3. The image forming apparatus of claim 2, wherein the first contacting portion of the print medium supporting member intersects a tangent line passing through the transfer nip before the print medium is in contact with the first contacting portion of the print medium supporting member.

4. The image forming apparatus of claim 3, wherein the second contacting portion of the print medium does not intersect the tangent line passing through the transfer nip.

5. The image forming apparatus of claim 1, wherein the print medium supporting member is disposed to move between a first position in which both the first contacting portion and the second contacting portion are not in contact with the print medium and a second position in which both the first contacting portion and the second contacting portion are in contact with the print medium.

6. The image forming apparatus of claim 5, wherein, when the print medium is not in contact with the print medium supporting member, the print medium supporting member is placed in the first position.

7. The image forming apparatus of claim 6, wherein the print medium supporting member further comprises:

a restoring member to return the print medium supporting member to the first position.

8. The image forming apparatus of claim 7, wherein the restoring member comprises a coil spring or a torsion spring.
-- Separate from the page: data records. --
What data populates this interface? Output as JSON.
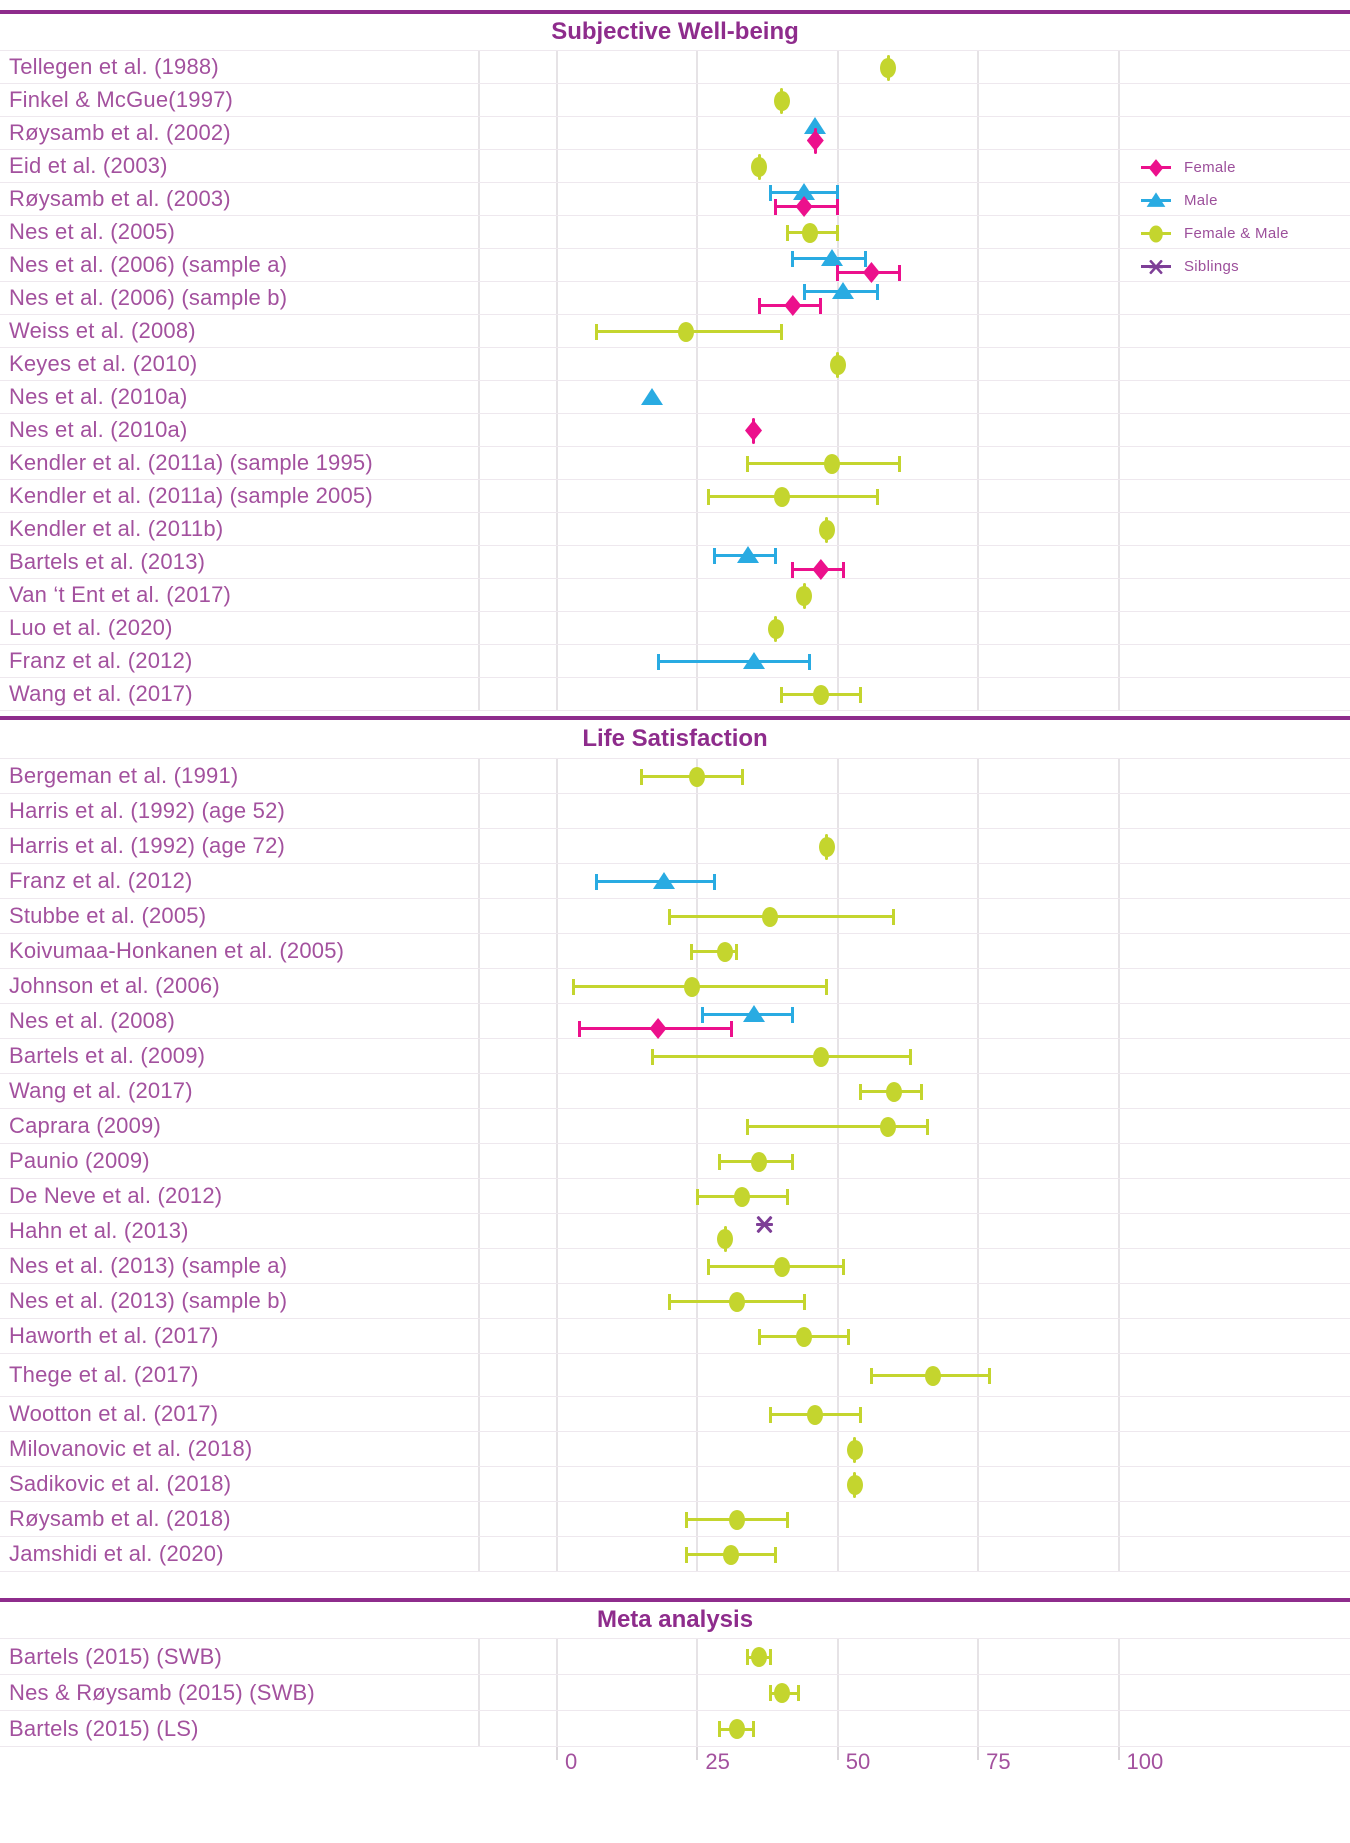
{
  "colors": {
    "female": "#ec108c",
    "male": "#29abe2",
    "both": "#c4d52e",
    "siblings": "#7e3f97",
    "header_purple": "#8e2c8c",
    "label_purple": "#a3519e",
    "gridline_gray": "#e6e3e6"
  },
  "legend": {
    "items": [
      {
        "label": "Female",
        "g": "f"
      },
      {
        "label": "Male",
        "g": "m"
      },
      {
        "label": "Female & Male",
        "g": "fm"
      },
      {
        "label": "Siblings",
        "g": "s"
      }
    ]
  },
  "chart_data": {
    "type": "scatter",
    "subtype": "forest-plot",
    "xlabel": "",
    "ylabel": "",
    "xlim": [
      0,
      100
    ],
    "x_ticks": [
      0,
      25,
      50,
      75,
      100
    ],
    "grid": true,
    "legend_position": "top-right",
    "groups": {
      "f": "Female",
      "m": "Male",
      "fm": "Female & Male",
      "s": "Siblings"
    },
    "sections": [
      {
        "title": "Subjective Well-being",
        "rows": [
          {
            "label": "Tellegen et al. (1988)",
            "markers": [
              {
                "g": "fm",
                "v": 59
              }
            ]
          },
          {
            "label": "Finkel & McGue(1997)",
            "markers": [
              {
                "g": "fm",
                "v": 40
              }
            ]
          },
          {
            "label": "Røysamb et al. (2002)",
            "markers": [
              {
                "g": "m",
                "v": 46
              },
              {
                "g": "f",
                "v": 46
              }
            ]
          },
          {
            "label": "Eid et al. (2003)",
            "markers": [
              {
                "g": "fm",
                "v": 36
              }
            ]
          },
          {
            "label": "Røysamb et al. (2003)",
            "markers": [
              {
                "g": "m",
                "v": 44,
                "lo": 38,
                "hi": 50
              },
              {
                "g": "f",
                "v": 44,
                "lo": 39,
                "hi": 50
              }
            ]
          },
          {
            "label": "Nes et al. (2005)",
            "markers": [
              {
                "g": "fm",
                "v": 45,
                "lo": 41,
                "hi": 50
              }
            ]
          },
          {
            "label": "Nes et al. (2006) (sample a)",
            "markers": [
              {
                "g": "m",
                "v": 49,
                "lo": 42,
                "hi": 55
              },
              {
                "g": "f",
                "v": 56,
                "lo": 50,
                "hi": 61
              }
            ]
          },
          {
            "label": "Nes et al. (2006) (sample b)",
            "markers": [
              {
                "g": "m",
                "v": 51,
                "lo": 44,
                "hi": 57
              },
              {
                "g": "f",
                "v": 42,
                "lo": 36,
                "hi": 47
              }
            ]
          },
          {
            "label": "Weiss et al. (2008)",
            "markers": [
              {
                "g": "fm",
                "v": 23,
                "lo": 7,
                "hi": 40
              }
            ]
          },
          {
            "label": "Keyes et al. (2010)",
            "markers": [
              {
                "g": "fm",
                "v": 50
              }
            ]
          },
          {
            "label": "Nes et al. (2010a)",
            "markers": [
              {
                "g": "m",
                "v": 17
              }
            ]
          },
          {
            "label": "Nes et al. (2010a)",
            "markers": [
              {
                "g": "f",
                "v": 35
              }
            ]
          },
          {
            "label": "Kendler et al. (2011a) (sample 1995)",
            "markers": [
              {
                "g": "fm",
                "v": 49,
                "lo": 34,
                "hi": 61
              }
            ]
          },
          {
            "label": "Kendler et al. (2011a) (sample 2005)",
            "markers": [
              {
                "g": "fm",
                "v": 40,
                "lo": 27,
                "hi": 57
              }
            ]
          },
          {
            "label": "Kendler et al. (2011b)",
            "markers": [
              {
                "g": "fm",
                "v": 48
              }
            ]
          },
          {
            "label": "Bartels et al. (2013)",
            "markers": [
              {
                "g": "m",
                "v": 34,
                "lo": 28,
                "hi": 39
              },
              {
                "g": "f",
                "v": 47,
                "lo": 42,
                "hi": 51
              }
            ]
          },
          {
            "label": "Van ‘t Ent et al. (2017)",
            "markers": [
              {
                "g": "fm",
                "v": 44
              }
            ]
          },
          {
            "label": "Luo et al. (2020)",
            "markers": [
              {
                "g": "fm",
                "v": 39
              }
            ]
          },
          {
            "label": "Franz et al. (2012)",
            "markers": [
              {
                "g": "m",
                "v": 35,
                "lo": 18,
                "hi": 45
              }
            ]
          },
          {
            "label": "Wang et al. (2017)",
            "markers": [
              {
                "g": "fm",
                "v": 47,
                "lo": 40,
                "hi": 54
              }
            ]
          }
        ]
      },
      {
        "title": "Life Satisfaction",
        "rows": [
          {
            "label": "Bergeman et al. (1991)",
            "markers": [
              {
                "g": "fm",
                "v": 25,
                "lo": 15,
                "hi": 33
              }
            ]
          },
          {
            "label": "Harris et al. (1992) (age 52)",
            "markers": []
          },
          {
            "label": "Harris et al. (1992) (age 72)",
            "markers": [
              {
                "g": "fm",
                "v": 48
              }
            ]
          },
          {
            "label": "Franz et al. (2012)",
            "markers": [
              {
                "g": "m",
                "v": 19,
                "lo": 7,
                "hi": 28
              }
            ]
          },
          {
            "label": "Stubbe et al. (2005)",
            "markers": [
              {
                "g": "fm",
                "v": 38,
                "lo": 20,
                "hi": 60
              }
            ]
          },
          {
            "label": "Koivumaa-Honkanen et al. (2005)",
            "markers": [
              {
                "g": "fm",
                "v": 30,
                "lo": 24,
                "hi": 32
              }
            ]
          },
          {
            "label": "Johnson et al. (2006)",
            "markers": [
              {
                "g": "fm",
                "v": 24,
                "lo": 3,
                "hi": 48
              }
            ]
          },
          {
            "label": "Nes et al. (2008)",
            "markers": [
              {
                "g": "m",
                "v": 35,
                "lo": 26,
                "hi": 42
              },
              {
                "g": "f",
                "v": 18,
                "lo": 4,
                "hi": 31
              }
            ]
          },
          {
            "label": "Bartels et al. (2009)",
            "markers": [
              {
                "g": "fm",
                "v": 47,
                "lo": 17,
                "hi": 63
              }
            ]
          },
          {
            "label": "Wang et al. (2017)",
            "markers": [
              {
                "g": "fm",
                "v": 60,
                "lo": 54,
                "hi": 65
              }
            ]
          },
          {
            "label": "Caprara (2009)",
            "markers": [
              {
                "g": "fm",
                "v": 59,
                "lo": 34,
                "hi": 66
              }
            ]
          },
          {
            "label": "Paunio (2009)",
            "markers": [
              {
                "g": "fm",
                "v": 36,
                "lo": 29,
                "hi": 42
              }
            ]
          },
          {
            "label": "De Neve et al. (2012)",
            "markers": [
              {
                "g": "fm",
                "v": 33,
                "lo": 25,
                "hi": 41
              }
            ]
          },
          {
            "label": "Hahn et al. (2013)",
            "markers": [
              {
                "g": "s",
                "v": 37
              },
              {
                "g": "fm",
                "v": 30
              }
            ]
          },
          {
            "label": "Nes et al. (2013) (sample a)",
            "markers": [
              {
                "g": "fm",
                "v": 40,
                "lo": 27,
                "hi": 51
              }
            ]
          },
          {
            "label": "Nes et al. (2013) (sample b)",
            "markers": [
              {
                "g": "fm",
                "v": 32,
                "lo": 20,
                "hi": 44
              }
            ]
          },
          {
            "label": "Haworth et al. (2017)",
            "markers": [
              {
                "g": "fm",
                "v": 44,
                "lo": 36,
                "hi": 52
              }
            ]
          },
          {
            "label": "Thege et al. (2017)",
            "markers": [
              {
                "g": "fm",
                "v": 67,
                "lo": 56,
                "hi": 77
              }
            ],
            "tall": true
          },
          {
            "label": "Wootton et al. (2017)",
            "markers": [
              {
                "g": "fm",
                "v": 46,
                "lo": 38,
                "hi": 54
              }
            ]
          },
          {
            "label": "Milovanovic et al. (2018)",
            "markers": [
              {
                "g": "fm",
                "v": 53
              }
            ]
          },
          {
            "label": "Sadikovic et al. (2018)",
            "markers": [
              {
                "g": "fm",
                "v": 53
              }
            ]
          },
          {
            "label": "Røysamb et al. (2018)",
            "markers": [
              {
                "g": "fm",
                "v": 32,
                "lo": 23,
                "hi": 41
              }
            ]
          },
          {
            "label": "Jamshidi et al. (2020)",
            "markers": [
              {
                "g": "fm",
                "v": 31,
                "lo": 23,
                "hi": 39
              }
            ]
          }
        ]
      },
      {
        "title": "Meta analysis",
        "rows": [
          {
            "label": "Bartels (2015) (SWB)",
            "markers": [
              {
                "g": "fm",
                "v": 36,
                "lo": 34,
                "hi": 38
              }
            ]
          },
          {
            "label": "Nes & Røysamb (2015) (SWB)",
            "markers": [
              {
                "g": "fm",
                "v": 40,
                "lo": 38,
                "hi": 43
              }
            ]
          },
          {
            "label": "Bartels (2015) (LS)",
            "markers": [
              {
                "g": "fm",
                "v": 32,
                "lo": 29,
                "hi": 35
              }
            ]
          }
        ]
      }
    ],
    "axis_tick_labels": [
      "0",
      "25",
      "50",
      "75",
      "100"
    ]
  }
}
9. The image forming apparatus of claim 7, wherein the print medium supporting member is formed so that a weight of the second contacting portion is heavier than a weight of the first contacting portion, and the print medium supporting member is returned to the first position by gravity.

10. The image forming apparatus of claim 1, wherein the print medium supporting member comprises:

at least two print medium supporting members.
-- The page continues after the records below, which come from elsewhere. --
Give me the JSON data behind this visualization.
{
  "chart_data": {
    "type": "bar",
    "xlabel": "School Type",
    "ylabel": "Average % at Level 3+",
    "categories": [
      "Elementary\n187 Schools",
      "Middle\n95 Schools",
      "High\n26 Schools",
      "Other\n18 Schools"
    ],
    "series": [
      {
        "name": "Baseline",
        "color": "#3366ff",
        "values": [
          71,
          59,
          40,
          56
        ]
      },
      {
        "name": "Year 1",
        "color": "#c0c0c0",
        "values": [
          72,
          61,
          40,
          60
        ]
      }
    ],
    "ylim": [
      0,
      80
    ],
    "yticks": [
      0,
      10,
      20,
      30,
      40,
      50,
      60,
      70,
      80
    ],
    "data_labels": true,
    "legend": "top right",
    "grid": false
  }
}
11. The image forming apparatus of claim 1, wherein the image carrier is a photosensitive member.

12. The image forming apparatus of claim 1, wherein the image carrier is an intermediate transfer member.

13. An image forming apparatus comprising:

an image carrier on which a developer image is formed;

a transfer roller disposed to be in contact with the image carrier to form a transfer nip and to transfer the developer image formed on the image carrier onto a print medium;

a print medium guide member to guide the print medium that has passed through the transfer nip to a fixing unit; and

a print medium supporting member disposed between the transfer roller and the print medium guide member, and to rotate between a first position and a second position,

wherein the print medium supporting member comprises a rotation shaft rotatably disposed between the transfer roller and the print medium guide member, a first contacting portion extending from the rotation shaft toward the print medium guide member, and a second contacting portion extending from the rotation shaft toward the transfer roller,

wherein when the print medium supporting member is placed in the first position, the first contacting portion intersects a tangent line of the transfer nip, and the second contacting portion does not intersect the tangent line of the transfer nip, and,

wherein when the print medium supporting member is placed in the second position, the first contacting portion and the second contacting portion are in contact with the print medium.
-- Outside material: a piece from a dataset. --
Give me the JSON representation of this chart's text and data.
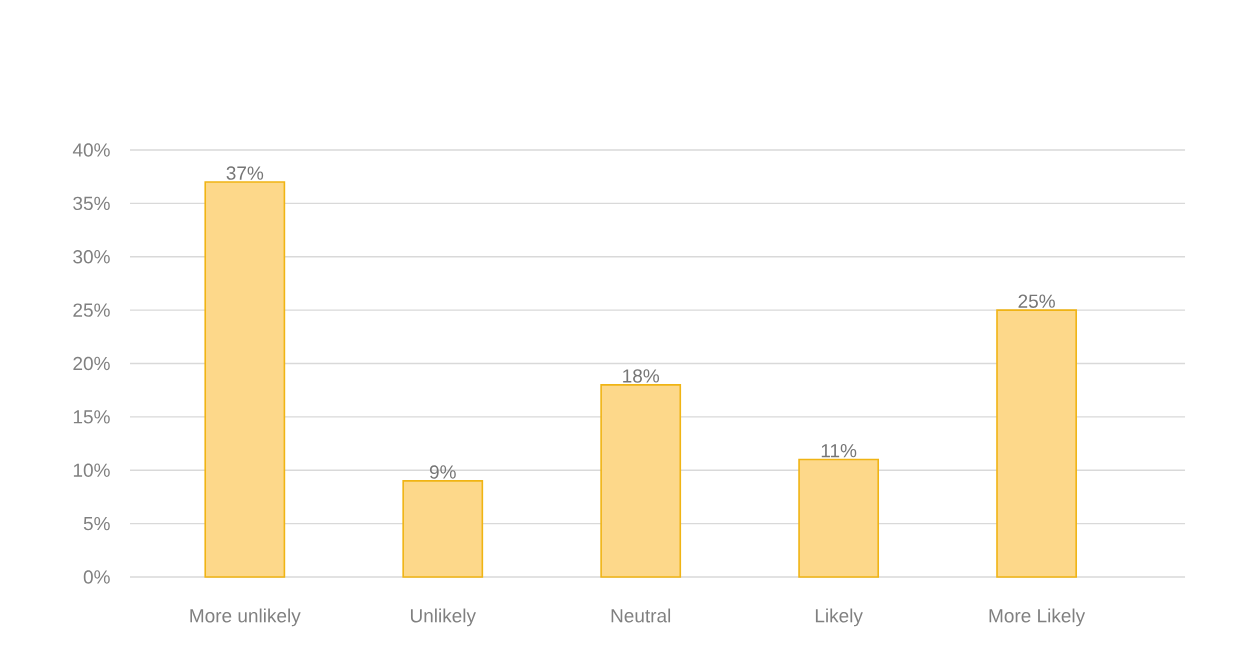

14. The image forming apparatus of claim 13, wherein a leading end of the print medium that has passed through the transfer nip is in contact with the first contacting portion of the print medium supporting member that is placed in the first position, and, as the print medium continues to move, the first contacting portion is rotated so that the first contacting portion is in contact with the rear surface of the print medium and then the second contacting portion is in contact with the rear surface of the print medium.

15. The image forming apparatus of claim 13, wherein the first and second contacting portions are formed in a rectangular plate, and a length of the first contacting portion is longer than or a same length as a length of the second contacting portion.

16. The image forming apparatus of claim 13, wherein the second contacting portion is positioned so as to not contact the print medium until the print medium is in contact with the first contacting portion.